I have left this as minor simply because I don't have evidence that it is a significant problem in the wild, however, the worst outcomes include direct segmentation violations and may include indirect ones owing to manipulating free structures.
Comments:By: David Woolley (davidw) 2010-12-30 10:56:28.000-0600

Actually r 259899 doesn't introduce the problem for p->chan, that happened much earlier.  It does, however, introduce the equivalent problem for p->owner.

By: David Woolley (davidw) 2011-01-04 13:02:03.000-0600

I've uploaded a proposed patch.  I'd appreciate it if someone could check it for obvious mistakes, as theoretical race conditions are difficult to test.

Basically, it rearranges things, and uses try_lock, to ensure that references from local_pvt are only used when it is locked.

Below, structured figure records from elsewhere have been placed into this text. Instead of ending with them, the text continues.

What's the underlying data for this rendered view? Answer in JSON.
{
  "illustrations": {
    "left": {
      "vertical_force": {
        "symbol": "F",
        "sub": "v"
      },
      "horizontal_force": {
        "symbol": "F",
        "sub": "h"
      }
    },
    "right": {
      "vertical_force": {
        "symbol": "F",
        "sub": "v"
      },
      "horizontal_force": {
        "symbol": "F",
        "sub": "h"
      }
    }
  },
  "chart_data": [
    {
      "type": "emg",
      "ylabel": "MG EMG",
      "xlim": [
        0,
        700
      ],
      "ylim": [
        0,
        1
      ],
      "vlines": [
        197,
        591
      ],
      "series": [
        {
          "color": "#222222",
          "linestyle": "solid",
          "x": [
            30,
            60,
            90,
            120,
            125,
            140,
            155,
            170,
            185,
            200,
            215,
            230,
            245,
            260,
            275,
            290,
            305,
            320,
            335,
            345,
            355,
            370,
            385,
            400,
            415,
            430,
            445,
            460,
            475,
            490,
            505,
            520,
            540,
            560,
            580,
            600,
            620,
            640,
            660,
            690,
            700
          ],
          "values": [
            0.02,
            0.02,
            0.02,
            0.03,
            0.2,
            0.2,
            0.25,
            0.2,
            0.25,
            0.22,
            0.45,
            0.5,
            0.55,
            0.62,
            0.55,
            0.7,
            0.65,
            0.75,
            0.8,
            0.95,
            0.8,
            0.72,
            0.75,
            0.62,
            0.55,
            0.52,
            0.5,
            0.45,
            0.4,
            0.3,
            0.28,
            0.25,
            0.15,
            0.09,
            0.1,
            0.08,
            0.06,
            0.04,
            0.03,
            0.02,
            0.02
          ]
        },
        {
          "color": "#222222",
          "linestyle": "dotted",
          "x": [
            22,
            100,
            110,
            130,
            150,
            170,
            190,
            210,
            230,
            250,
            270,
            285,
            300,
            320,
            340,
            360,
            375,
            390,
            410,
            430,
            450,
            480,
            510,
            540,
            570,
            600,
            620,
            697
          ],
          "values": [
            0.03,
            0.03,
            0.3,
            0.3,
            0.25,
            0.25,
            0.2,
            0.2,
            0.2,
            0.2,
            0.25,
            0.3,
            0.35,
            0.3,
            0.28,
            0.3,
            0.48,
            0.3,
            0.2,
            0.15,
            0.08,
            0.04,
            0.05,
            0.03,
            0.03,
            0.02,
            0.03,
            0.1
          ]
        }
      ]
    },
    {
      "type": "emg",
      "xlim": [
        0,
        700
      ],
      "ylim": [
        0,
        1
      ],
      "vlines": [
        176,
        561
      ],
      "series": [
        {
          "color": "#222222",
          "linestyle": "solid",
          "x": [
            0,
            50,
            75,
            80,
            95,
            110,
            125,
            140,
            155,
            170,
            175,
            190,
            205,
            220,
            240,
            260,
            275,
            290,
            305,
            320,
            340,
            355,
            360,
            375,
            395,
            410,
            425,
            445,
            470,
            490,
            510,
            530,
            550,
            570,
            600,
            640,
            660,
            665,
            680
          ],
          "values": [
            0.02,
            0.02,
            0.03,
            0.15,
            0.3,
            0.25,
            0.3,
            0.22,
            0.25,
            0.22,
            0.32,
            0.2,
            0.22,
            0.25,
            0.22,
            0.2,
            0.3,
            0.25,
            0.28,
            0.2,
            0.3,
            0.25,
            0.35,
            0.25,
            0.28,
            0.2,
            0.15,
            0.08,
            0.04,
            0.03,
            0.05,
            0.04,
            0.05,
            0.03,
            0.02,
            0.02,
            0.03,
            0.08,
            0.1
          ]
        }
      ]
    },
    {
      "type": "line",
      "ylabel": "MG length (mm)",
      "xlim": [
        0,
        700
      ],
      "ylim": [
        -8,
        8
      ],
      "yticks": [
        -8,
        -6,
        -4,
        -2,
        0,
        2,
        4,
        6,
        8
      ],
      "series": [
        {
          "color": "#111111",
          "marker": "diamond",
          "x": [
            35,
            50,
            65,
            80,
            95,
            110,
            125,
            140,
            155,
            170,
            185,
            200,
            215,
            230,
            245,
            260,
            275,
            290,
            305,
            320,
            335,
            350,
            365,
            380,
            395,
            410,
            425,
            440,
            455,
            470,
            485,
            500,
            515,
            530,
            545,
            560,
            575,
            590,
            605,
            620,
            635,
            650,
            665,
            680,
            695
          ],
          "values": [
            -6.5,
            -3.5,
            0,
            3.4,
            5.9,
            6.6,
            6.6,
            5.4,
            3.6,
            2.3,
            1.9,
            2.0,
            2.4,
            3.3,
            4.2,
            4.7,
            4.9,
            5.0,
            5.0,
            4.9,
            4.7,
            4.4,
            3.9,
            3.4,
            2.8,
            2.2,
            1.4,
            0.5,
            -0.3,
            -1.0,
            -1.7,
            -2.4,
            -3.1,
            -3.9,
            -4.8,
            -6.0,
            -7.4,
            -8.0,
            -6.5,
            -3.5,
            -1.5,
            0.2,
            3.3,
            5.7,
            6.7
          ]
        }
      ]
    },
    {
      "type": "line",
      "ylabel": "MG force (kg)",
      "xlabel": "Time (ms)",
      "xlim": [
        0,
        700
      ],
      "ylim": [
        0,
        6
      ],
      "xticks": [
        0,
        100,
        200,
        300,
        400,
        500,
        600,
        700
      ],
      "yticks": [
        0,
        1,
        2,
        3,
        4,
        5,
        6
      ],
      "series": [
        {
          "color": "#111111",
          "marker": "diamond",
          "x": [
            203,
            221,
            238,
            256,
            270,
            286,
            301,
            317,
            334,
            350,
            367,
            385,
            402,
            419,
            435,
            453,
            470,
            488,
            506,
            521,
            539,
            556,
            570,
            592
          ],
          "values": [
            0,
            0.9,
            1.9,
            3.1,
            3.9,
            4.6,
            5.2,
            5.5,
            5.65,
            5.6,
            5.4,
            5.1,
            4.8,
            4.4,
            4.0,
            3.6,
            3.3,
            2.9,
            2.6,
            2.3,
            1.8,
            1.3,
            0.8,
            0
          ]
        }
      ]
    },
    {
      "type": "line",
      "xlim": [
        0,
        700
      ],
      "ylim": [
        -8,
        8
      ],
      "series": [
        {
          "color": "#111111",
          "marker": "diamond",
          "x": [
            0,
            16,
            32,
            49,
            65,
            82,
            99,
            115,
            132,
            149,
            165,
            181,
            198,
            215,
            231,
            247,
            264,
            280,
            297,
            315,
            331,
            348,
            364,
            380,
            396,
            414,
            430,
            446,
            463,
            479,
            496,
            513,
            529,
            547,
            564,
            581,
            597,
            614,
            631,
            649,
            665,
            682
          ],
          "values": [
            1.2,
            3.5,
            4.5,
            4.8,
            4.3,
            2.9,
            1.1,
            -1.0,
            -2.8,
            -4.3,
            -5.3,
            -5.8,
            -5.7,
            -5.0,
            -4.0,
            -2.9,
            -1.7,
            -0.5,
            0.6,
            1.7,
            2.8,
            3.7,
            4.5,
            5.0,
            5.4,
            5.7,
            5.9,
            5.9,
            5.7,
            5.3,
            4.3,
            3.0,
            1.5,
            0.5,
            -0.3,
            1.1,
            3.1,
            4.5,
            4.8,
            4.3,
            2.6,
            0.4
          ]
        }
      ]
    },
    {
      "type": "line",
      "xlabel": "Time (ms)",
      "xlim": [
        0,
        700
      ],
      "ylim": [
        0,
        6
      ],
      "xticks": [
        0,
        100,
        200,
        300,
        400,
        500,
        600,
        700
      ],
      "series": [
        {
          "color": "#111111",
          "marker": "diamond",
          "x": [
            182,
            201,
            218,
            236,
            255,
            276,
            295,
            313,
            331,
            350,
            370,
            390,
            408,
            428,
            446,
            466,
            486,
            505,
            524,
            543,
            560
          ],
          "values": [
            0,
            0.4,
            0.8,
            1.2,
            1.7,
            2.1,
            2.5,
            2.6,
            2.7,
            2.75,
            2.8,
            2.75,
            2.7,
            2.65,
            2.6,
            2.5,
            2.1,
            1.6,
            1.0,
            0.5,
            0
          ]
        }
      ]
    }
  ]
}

Note, in reality, I actually coded this against a backport, but then applied it against the latest 1.6.2 branch, to get correct line numbers.  Any testing I do is likely to be against the back version.

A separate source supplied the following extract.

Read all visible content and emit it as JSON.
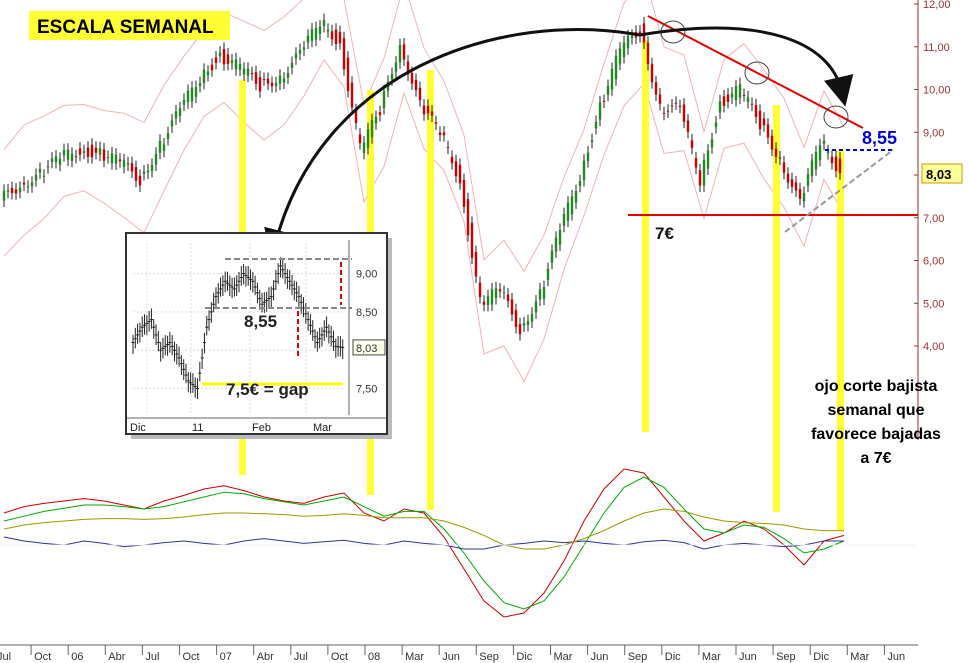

Also, note that I have some reservations about the change to using sched_yield that happened as the same time as the ao2_lock change.  As I see it, it will work well with real time priorities, but with normal priorities might result in going round the loop many times until ones CPU factor rises enough to lose you the processor.

By: David Woolley (davidw) 2011-01-05 04:52:56.000-0600

Oops! Really should have tried to compile it first.  Spurious ")" now removed.

By: David Vossel (dvossel) 2011-05-06 16:18:38

This is really difficult to fix in 1.6.2.

The right fix in 1.8 would be to grab a reference to the p->chan channel while p is locked to guarantee it won't go away.  The you have to lock the referenced channel and see if it is still equal to p->chan after p is locked again and all the stupid deadlock avoidance stuff is done.

By: Joshua C. Colp (jcolp) 2015-03-13 21:15:48.480-0500

This has been fixed in 1.8+ thanks to reference counting.